I’ve been increasingly interested in this subject — given a stream of data, a time-series such as, perhaps, a periodic measurement from a sensor, how do we define and identify anomalous values quickly and efficiently?
[Update: Check out this August 11th post by Ben Lorica, focusing on IT Ops tools in this space.]
Michèle Basseville has written several papers on the subject which I found very helpful. These two were among the first I read, in February, while researching for a new client.
- “Statistical methods for change detection.” (2002).
- “Detecting Changes in Signals and Systems: A Survey” Automation, Vol. 2,t, No. 3, pp. 309-326, 1988
His approach involves two major steps. First, from the signal, generate “residuals”, which are defined as having three properties: residuals should be close to zero under ambient (normal) conditions, insensitive to noise, and sensitive to fault (anomaly). Second, evaluate the residuals using one or more previously design decision rules (stop conditions).
Bassevile defines multiple criteria for designing detection algorithms, which I found very useful. For each application, different criteria may take priority. They are often opposing or mutually exclusive to implement. An obvious example is balancing false positives and false negatives. Another tradeoff is the mean time between false alarms and the delay in fault detection. He draws the distinction between off-line and on-line change detection, and design differences in algorithms in each case.
Some of the ingredients he uses and discusses include:
- likelihood ratio and cumalative sum tests.
- the Page-Hinkley Stopping Rule
- using local approaches and moving windows to reduce computation costs.

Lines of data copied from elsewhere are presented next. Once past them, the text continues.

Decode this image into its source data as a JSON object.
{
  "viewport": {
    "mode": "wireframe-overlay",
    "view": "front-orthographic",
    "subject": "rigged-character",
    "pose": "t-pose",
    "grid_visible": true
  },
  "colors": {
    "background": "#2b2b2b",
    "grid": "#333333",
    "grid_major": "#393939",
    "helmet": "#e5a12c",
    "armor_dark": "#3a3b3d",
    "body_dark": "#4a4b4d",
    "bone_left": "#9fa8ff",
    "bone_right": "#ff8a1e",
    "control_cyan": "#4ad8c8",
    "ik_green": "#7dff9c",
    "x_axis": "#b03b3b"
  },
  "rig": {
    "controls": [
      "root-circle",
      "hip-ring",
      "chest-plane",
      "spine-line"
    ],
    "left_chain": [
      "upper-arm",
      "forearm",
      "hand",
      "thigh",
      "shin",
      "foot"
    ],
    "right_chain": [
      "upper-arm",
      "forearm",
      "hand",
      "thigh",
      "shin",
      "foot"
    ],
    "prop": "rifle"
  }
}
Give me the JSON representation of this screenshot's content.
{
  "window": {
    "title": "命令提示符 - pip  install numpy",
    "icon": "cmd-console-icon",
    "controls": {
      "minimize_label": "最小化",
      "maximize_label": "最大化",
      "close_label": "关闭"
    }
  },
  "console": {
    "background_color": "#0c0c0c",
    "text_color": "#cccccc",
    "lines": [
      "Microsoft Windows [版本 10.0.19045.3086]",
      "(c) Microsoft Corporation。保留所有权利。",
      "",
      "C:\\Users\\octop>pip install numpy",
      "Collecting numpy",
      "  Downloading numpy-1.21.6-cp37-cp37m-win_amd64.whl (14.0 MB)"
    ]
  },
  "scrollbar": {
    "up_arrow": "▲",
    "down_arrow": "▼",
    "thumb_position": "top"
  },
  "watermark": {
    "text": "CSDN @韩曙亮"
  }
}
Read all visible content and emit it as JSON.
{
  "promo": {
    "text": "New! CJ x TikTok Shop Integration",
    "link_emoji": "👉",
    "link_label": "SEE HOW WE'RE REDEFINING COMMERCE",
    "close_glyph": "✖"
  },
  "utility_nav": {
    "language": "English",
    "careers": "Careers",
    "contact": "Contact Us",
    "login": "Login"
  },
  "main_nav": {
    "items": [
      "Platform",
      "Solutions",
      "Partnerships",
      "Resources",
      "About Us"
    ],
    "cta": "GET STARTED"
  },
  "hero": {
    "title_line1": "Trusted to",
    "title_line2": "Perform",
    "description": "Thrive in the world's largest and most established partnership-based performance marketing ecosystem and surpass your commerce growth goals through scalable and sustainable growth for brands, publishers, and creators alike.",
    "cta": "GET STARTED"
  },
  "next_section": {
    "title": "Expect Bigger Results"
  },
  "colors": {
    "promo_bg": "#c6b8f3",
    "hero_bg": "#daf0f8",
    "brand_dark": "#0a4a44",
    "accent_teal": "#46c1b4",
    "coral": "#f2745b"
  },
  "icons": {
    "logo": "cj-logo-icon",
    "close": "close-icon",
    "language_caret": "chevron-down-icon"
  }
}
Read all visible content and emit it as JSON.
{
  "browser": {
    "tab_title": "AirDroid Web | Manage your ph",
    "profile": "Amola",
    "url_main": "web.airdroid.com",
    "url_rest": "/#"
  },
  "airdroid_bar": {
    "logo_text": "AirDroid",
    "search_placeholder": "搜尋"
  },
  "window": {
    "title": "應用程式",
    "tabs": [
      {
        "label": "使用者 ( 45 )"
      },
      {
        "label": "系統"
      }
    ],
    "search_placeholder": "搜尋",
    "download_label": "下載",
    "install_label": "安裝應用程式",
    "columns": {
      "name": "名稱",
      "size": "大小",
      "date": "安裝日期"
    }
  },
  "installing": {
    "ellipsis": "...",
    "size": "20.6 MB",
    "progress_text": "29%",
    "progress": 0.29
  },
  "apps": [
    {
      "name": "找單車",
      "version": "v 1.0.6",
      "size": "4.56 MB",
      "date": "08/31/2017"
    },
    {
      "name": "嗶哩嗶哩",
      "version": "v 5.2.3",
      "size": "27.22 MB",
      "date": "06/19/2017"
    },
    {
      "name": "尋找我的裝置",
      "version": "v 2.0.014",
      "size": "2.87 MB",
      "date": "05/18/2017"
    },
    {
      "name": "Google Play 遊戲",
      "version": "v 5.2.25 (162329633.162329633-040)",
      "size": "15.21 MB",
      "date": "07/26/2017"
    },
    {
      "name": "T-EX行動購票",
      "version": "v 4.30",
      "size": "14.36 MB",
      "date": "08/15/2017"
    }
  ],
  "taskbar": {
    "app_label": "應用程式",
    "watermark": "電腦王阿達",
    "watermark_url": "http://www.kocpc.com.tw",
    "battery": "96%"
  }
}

- spectral properties of the incoming signal
- Cumulative Sum Control Chart (CUSUM) by ES Page — http://en.wikipedia.org/wiki/Cusum
If one is interested in this subject, I imagine Basseville is a familiar name already. Following his works and the paper that cite them is a deep dive straight into the subject. I find it all fascinating and hope to get many chances to utilize these techniques in future projects.